Au milieu de toutes ces choses, l'empereur ne laissait pas de travailler toujours, et presque chaque jour publiait quelques-uns de ses décrets. Il y en avait d'utiles; par exemple, il augmenta les succursales dans les départements, il paya davantage les curés, il rétablit tes soeurs de la Charité. Il fit rendre un sénatus-consulte qui déclarait les juges inamovibles au bout de cinq ans. Il se montrait attentif aussi à encourager le moindre effort du talent, surtout quand sa gloire était le but de cet effort. On donna à l'Opéra de Paris le Triomphe de Trajan, dont le poème était composé par Esménard, qui, ainsi que le musicien, reçut des gratifications. L'ouvrage renfermait de grandes applications; on y avait représenté Trajan brûlant de sa main des papiers qui renfermaient le secret d'une conspiration. Cela rappelait ce que Bonaparte avait fait à Berlin. Le triomphe même fut représenté avec une pompe magnifique; les décorations étaient superbes; le triomphateur se montrait sur un char traîné par quatre chevaux blancs; tout Paris courut à ce spectacle; les applaudissements furent nombreux, et ils charmèrent l'empereur. Peu après, on représenta l'opéra de M. de Jouy et du musicien Spontini: la Vestale. Cet ouvrage, très bien conduit pour le poème et remarquable par la musique, renfermait encore un triomphe qui réussit bien, et les auteurs eurent aussi leur récompense.
Durant ce voyage, l'empereur nomma M. de Caulaincourt ambassadeur à Pétersbourg. Celui-ci eut beaucoup de peine à le déterminer à accepter cette mission; il en coûtait à M. de Caulaincourt de se séparer d'une personne qu'il aimait, et il refusa avec fermeté. Mais Bonaparte, à force de paroles affectueuses, le détermina enfin, en lui promettant que ce brillant exil ne durerait que deux ans. On accorda au nouvel ambassadeur une somme énorme pour les frais de son établissement. Il devait toucher de sept à huit cent mille francs de traitement.
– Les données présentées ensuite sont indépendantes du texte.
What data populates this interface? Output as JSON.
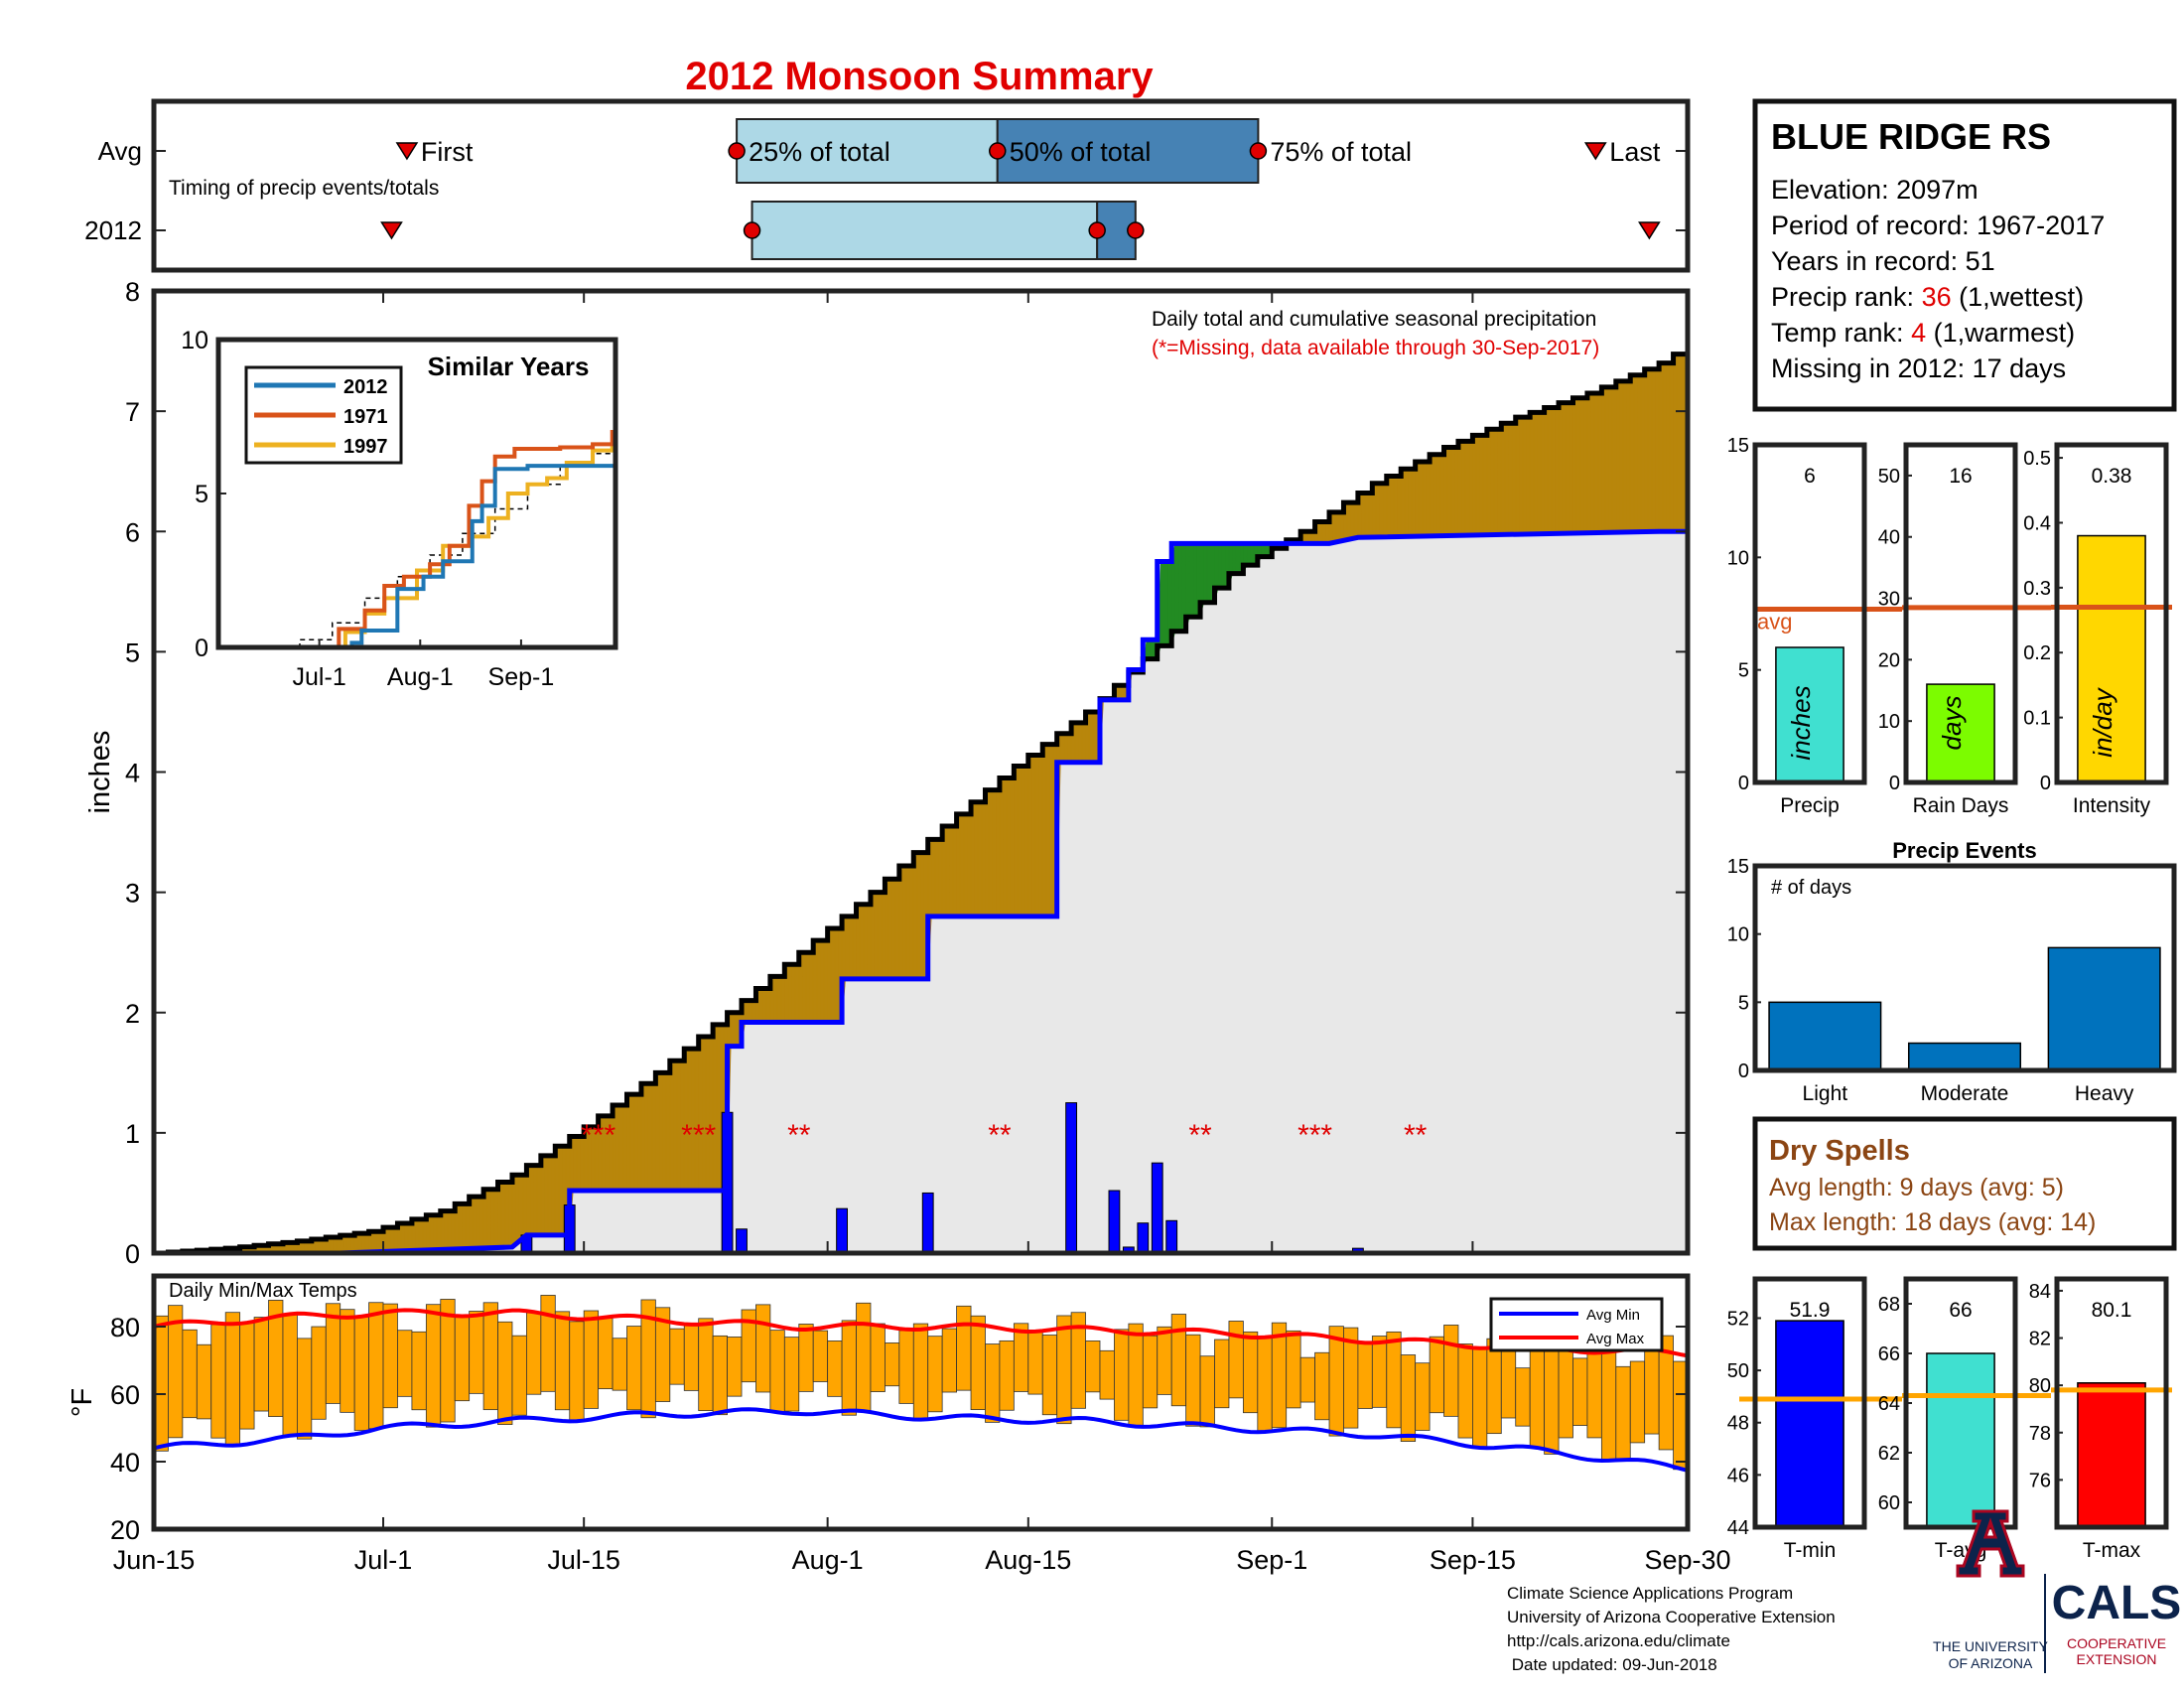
{
  "title": "2012 Monsoon Summary",
  "timing": {
    "row_labels": [
      "Avg",
      "2012"
    ],
    "note": "Timing of precip events/totals",
    "first_label": "First",
    "last_label": "Last",
    "q25_label": "25% of total",
    "q50_label": "50% of total",
    "q75_label": "75% of total",
    "avg": {
      "first": 16.5,
      "q25": 38,
      "q50": 55,
      "q75": 72,
      "last": 94
    },
    "y2012": {
      "first": 15.5,
      "q25": 39,
      "q50": 61.5,
      "q75": 64,
      "last": 97.5
    }
  },
  "chart_data": [
    {
      "type": "area",
      "id": "main",
      "xlabel": "",
      "ylabel": "inches",
      "ylim": [
        0,
        8
      ],
      "yticks": [
        0,
        1,
        2,
        3,
        4,
        5,
        6,
        7,
        8
      ],
      "xlim": [
        0,
        107
      ],
      "xticks": [
        {
          "x": 0,
          "label": "Jun-15"
        },
        {
          "x": 16,
          "label": "Jul-1"
        },
        {
          "x": 30,
          "label": "Jul-15"
        },
        {
          "x": 47,
          "label": "Aug-1"
        },
        {
          "x": 61,
          "label": "Aug-15"
        },
        {
          "x": 78,
          "label": "Sep-1"
        },
        {
          "x": 92,
          "label": "Sep-15"
        },
        {
          "x": 107,
          "label": "Sep-30"
        }
      ],
      "annotation_title": "Daily total and cumulative seasonal precipitation",
      "annotation_missing": "(*=Missing, data available through 30-Sep-2017)",
      "avg_cumulative": [
        [
          0,
          0
        ],
        [
          5,
          0.04
        ],
        [
          10,
          0.1
        ],
        [
          15,
          0.18
        ],
        [
          20,
          0.35
        ],
        [
          25,
          0.65
        ],
        [
          30,
          1.05
        ],
        [
          35,
          1.5
        ],
        [
          40,
          2.0
        ],
        [
          45,
          2.5
        ],
        [
          50,
          3.0
        ],
        [
          55,
          3.55
        ],
        [
          60,
          4.05
        ],
        [
          65,
          4.5
        ],
        [
          70,
          5.05
        ],
        [
          75,
          5.65
        ],
        [
          80,
          6.0
        ],
        [
          85,
          6.4
        ],
        [
          90,
          6.7
        ],
        [
          95,
          6.95
        ],
        [
          100,
          7.15
        ],
        [
          105,
          7.4
        ],
        [
          107,
          7.55
        ]
      ],
      "y2012_cumulative": [
        [
          0,
          0
        ],
        [
          13,
          0
        ],
        [
          25,
          0.05
        ],
        [
          26,
          0.15
        ],
        [
          29,
          0.15
        ],
        [
          29,
          0.52
        ],
        [
          40,
          0.52
        ],
        [
          40,
          1.72
        ],
        [
          41,
          1.72
        ],
        [
          41,
          1.92
        ],
        [
          48,
          1.92
        ],
        [
          48,
          2.28
        ],
        [
          54,
          2.28
        ],
        [
          54,
          2.8
        ],
        [
          63,
          2.8
        ],
        [
          63,
          4.08
        ],
        [
          66,
          4.08
        ],
        [
          66,
          4.6
        ],
        [
          68,
          4.6
        ],
        [
          68,
          4.85
        ],
        [
          69,
          4.85
        ],
        [
          69,
          5.1
        ],
        [
          70,
          5.1
        ],
        [
          70,
          5.75
        ],
        [
          71,
          5.75
        ],
        [
          71,
          5.9
        ],
        [
          80,
          5.9
        ],
        [
          82,
          5.9
        ],
        [
          84,
          5.95
        ],
        [
          105,
          6.0
        ],
        [
          107,
          6.0
        ]
      ],
      "daily": [
        [
          26,
          0.15
        ],
        [
          29,
          0.4
        ],
        [
          40,
          1.17
        ],
        [
          41,
          0.2
        ],
        [
          48,
          0.37
        ],
        [
          54,
          0.5
        ],
        [
          64,
          1.25
        ],
        [
          67,
          0.52
        ],
        [
          68,
          0.05
        ],
        [
          69,
          0.25
        ],
        [
          70,
          0.75
        ],
        [
          71,
          0.27
        ],
        [
          84,
          0.04
        ]
      ],
      "missing": [
        {
          "x": 31,
          "text": "***"
        },
        {
          "x": 38,
          "text": "***"
        },
        {
          "x": 45,
          "text": "**"
        },
        {
          "x": 59,
          "text": "**"
        },
        {
          "x": 73,
          "text": "**"
        },
        {
          "x": 81,
          "text": "***"
        },
        {
          "x": 88,
          "text": "**"
        }
      ]
    },
    {
      "type": "line",
      "id": "similar",
      "title": "Similar Years",
      "ylim": [
        0,
        10
      ],
      "yticks": [
        0,
        5,
        10
      ],
      "xticks": [
        {
          "x": 16,
          "label": "Jul-1"
        },
        {
          "x": 47,
          "label": "Aug-1"
        },
        {
          "x": 78,
          "label": "Sep-1"
        }
      ],
      "xlim": [
        -15,
        107
      ],
      "series": [
        {
          "name": "2012",
          "color": "#1f77b4",
          "points": [
            [
              -15,
              0
            ],
            [
              13,
              0
            ],
            [
              26,
              0.15
            ],
            [
              29,
              0.55
            ],
            [
              40,
              1.9
            ],
            [
              41,
              1.9
            ],
            [
              48,
              2.3
            ],
            [
              54,
              2.8
            ],
            [
              63,
              4.1
            ],
            [
              66,
              4.6
            ],
            [
              70,
              5.8
            ],
            [
              80,
              5.9
            ],
            [
              107,
              6.0
            ]
          ]
        },
        {
          "name": "1971",
          "color": "#d95319",
          "points": [
            [
              -15,
              0
            ],
            [
              16,
              0
            ],
            [
              22,
              0.6
            ],
            [
              30,
              1.2
            ],
            [
              36,
              2.0
            ],
            [
              42,
              2.3
            ],
            [
              50,
              2.7
            ],
            [
              56,
              3.3
            ],
            [
              62,
              4.6
            ],
            [
              66,
              5.4
            ],
            [
              70,
              6.2
            ],
            [
              76,
              6.45
            ],
            [
              90,
              6.5
            ],
            [
              100,
              6.6
            ],
            [
              106,
              7.0
            ],
            [
              107,
              8.9
            ]
          ]
        },
        {
          "name": "1997",
          "color": "#edb120",
          "points": [
            [
              -15,
              0
            ],
            [
              18,
              0
            ],
            [
              24,
              0.5
            ],
            [
              30,
              1.1
            ],
            [
              36,
              1.6
            ],
            [
              46,
              2.5
            ],
            [
              54,
              3.3
            ],
            [
              62,
              3.6
            ],
            [
              68,
              4.2
            ],
            [
              74,
              5.0
            ],
            [
              80,
              5.3
            ],
            [
              86,
              5.5
            ],
            [
              92,
              6.0
            ],
            [
              100,
              6.4
            ],
            [
              106,
              6.5
            ],
            [
              107,
              6.7
            ]
          ]
        },
        {
          "name": "",
          "color": "#000000",
          "dashed": true,
          "points": [
            [
              -15,
              0
            ],
            [
              0,
              0.02
            ],
            [
              10,
              0.25
            ],
            [
              20,
              0.8
            ],
            [
              30,
              1.6
            ],
            [
              40,
              2.3
            ],
            [
              50,
              3.0
            ],
            [
              60,
              3.7
            ],
            [
              70,
              4.5
            ],
            [
              80,
              5.3
            ],
            [
              90,
              5.9
            ],
            [
              100,
              6.3
            ],
            [
              107,
              6.6
            ]
          ]
        }
      ]
    },
    {
      "type": "bar",
      "id": "temps",
      "title": "Daily Min/Max Temps",
      "ylabel": "°F",
      "ylim": [
        20,
        95
      ],
      "yticks": [
        20,
        40,
        60,
        80
      ],
      "legend": [
        "Avg Min",
        "Avg Max"
      ],
      "bar_color": "#ffa500",
      "avg_max": [
        [
          0,
          80
        ],
        [
          10,
          83
        ],
        [
          16,
          84
        ],
        [
          25,
          84
        ],
        [
          35,
          82
        ],
        [
          45,
          80
        ],
        [
          55,
          80
        ],
        [
          65,
          79
        ],
        [
          75,
          78
        ],
        [
          85,
          76
        ],
        [
          95,
          74
        ],
        [
          107,
          72
        ]
      ],
      "avg_min": [
        [
          0,
          44
        ],
        [
          10,
          47
        ],
        [
          16,
          50
        ],
        [
          25,
          52
        ],
        [
          35,
          54
        ],
        [
          45,
          55
        ],
        [
          55,
          53
        ],
        [
          65,
          52
        ],
        [
          75,
          50
        ],
        [
          85,
          48
        ],
        [
          95,
          44
        ],
        [
          107,
          38
        ]
      ]
    },
    {
      "type": "bar",
      "id": "precip",
      "categories": [
        "Precip"
      ],
      "values": [
        6
      ],
      "value_label": "6",
      "inner_label": "inches",
      "avg": 7.7,
      "avg_label": "avg",
      "ylim": [
        0,
        15
      ],
      "yticks": [
        0,
        5,
        10,
        15
      ],
      "color": "#40e0d0"
    },
    {
      "type": "bar",
      "id": "raindays",
      "categories": [
        "Rain Days"
      ],
      "values": [
        16
      ],
      "value_label": "16",
      "inner_label": "days",
      "avg": 28.5,
      "ylim": [
        0,
        55
      ],
      "yticks": [
        0,
        10,
        20,
        30,
        40,
        50
      ],
      "color": "#7cfc00"
    },
    {
      "type": "bar",
      "id": "intensity",
      "categories": [
        "Intensity"
      ],
      "values": [
        0.38
      ],
      "value_label": "0.38",
      "inner_label": "in/day",
      "avg": 0.27,
      "ylim": [
        0,
        0.52
      ],
      "yticks": [
        0,
        0.1,
        0.2,
        0.3,
        0.4,
        0.5
      ],
      "color": "#ffd700"
    },
    {
      "type": "bar",
      "id": "events",
      "title": "Precip Events",
      "annotation": "# of days",
      "categories": [
        "Light",
        "Moderate",
        "Heavy"
      ],
      "values": [
        5,
        2,
        9
      ],
      "ylim": [
        0,
        15
      ],
      "yticks": [
        0,
        5,
        10,
        15
      ],
      "color": "#0072bd"
    },
    {
      "type": "bar",
      "id": "tmin",
      "categories": [
        "T-min"
      ],
      "values": [
        51.9
      ],
      "value_label": "51.9",
      "avg": 48.9,
      "ylim": [
        44,
        53.5
      ],
      "yticks": [
        44,
        46,
        48,
        50,
        52
      ],
      "color": "#0000ff"
    },
    {
      "type": "bar",
      "id": "tavg",
      "categories": [
        "T-avg"
      ],
      "values": [
        66
      ],
      "value_label": "66",
      "avg": 64.3,
      "ylim": [
        59,
        69
      ],
      "yticks": [
        60,
        62,
        64,
        66,
        68
      ],
      "color": "#40e0d0"
    },
    {
      "type": "bar",
      "id": "tmax",
      "categories": [
        "T-max"
      ],
      "values": [
        80.1
      ],
      "value_label": "80.1",
      "avg": 79.8,
      "ylim": [
        74,
        84.5
      ],
      "yticks": [
        76,
        78,
        80,
        82,
        84
      ],
      "color": "#ff0000"
    }
  ],
  "station": {
    "name": "BLUE RIDGE RS",
    "elevation": "Elevation: 2097m",
    "period": "Period of record: 1967-2017",
    "years": "Years in record: 51",
    "precip_rank_prefix": "Precip rank: ",
    "precip_rank": "36",
    "precip_rank_suffix": " (1,wettest)",
    "temp_rank_prefix": "Temp rank: ",
    "temp_rank": "4",
    "temp_rank_suffix": " (1,warmest)",
    "missing": "Missing in 2012: 17 days"
  },
  "dry_spells": {
    "title": "Dry Spells",
    "avg_length": "Avg length: 9 days (avg: 5)",
    "max_length": "Max length: 18 days (avg: 14)"
  },
  "footer": {
    "line1": "Climate Science Applications Program",
    "line2": "University of Arizona Cooperative Extension",
    "line3": "http://cals.arizona.edu/climate",
    "line4": " Date updated: 09-Jun-2018",
    "ua_line1": "THE UNIVERSITY",
    "ua_line2": "OF ARIZONA",
    "cals": "CALS",
    "cals_sub1": "COOPERATIVE",
    "cals_sub2": "EXTENSION"
  },
  "colors": {
    "tan": "#b8860b",
    "green": "#228b22",
    "blue": "#0000ff",
    "red": "#ff0000",
    "gray": "#e8e8e8"
  }
}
L'empereur lui prescrivait d'effacer le luxe de tous les autres ambassadeurs. À son arrivée à Pétersbourg, M. de Caulaincourt trouva d'abord d'assez grands embarras. Le crime de la mort du duc d'Enghien laissait une tache sur son front. L'impératrice mère ne voulut point le voir; nombre de femmes se refusaient à ses avances. Le czar l'accueillit bien, prit peu à peu du goût pour lui, et même, après, une véritable amitié; et, à son exemple, on finit par se montrer moins sévère. Quand l'empereur sut qu'un pareil souvenir avait influé sur la situation de son ambassadeur, il s'en étonna beaucoup: «Quoi! disait-il, on se souvient de cette vieille histoire?» La même parole lui est échappée toutes les fois qu'il a retrouvé qu'en effet on ne l'avait point oubliée; et cela est arrivé plus d'une fois. Et souvent il ajoutait: «Quel enfantillage! mais pourtant ce qui est fait est fait[88].»
[Note 88: ][(retour) ] Sans croire comme l'empereur qu'un tel événement devait être oublié, on est confondu en pensant que trois ans et demi seulement avaient passé sur ce meurtre. (P. R.)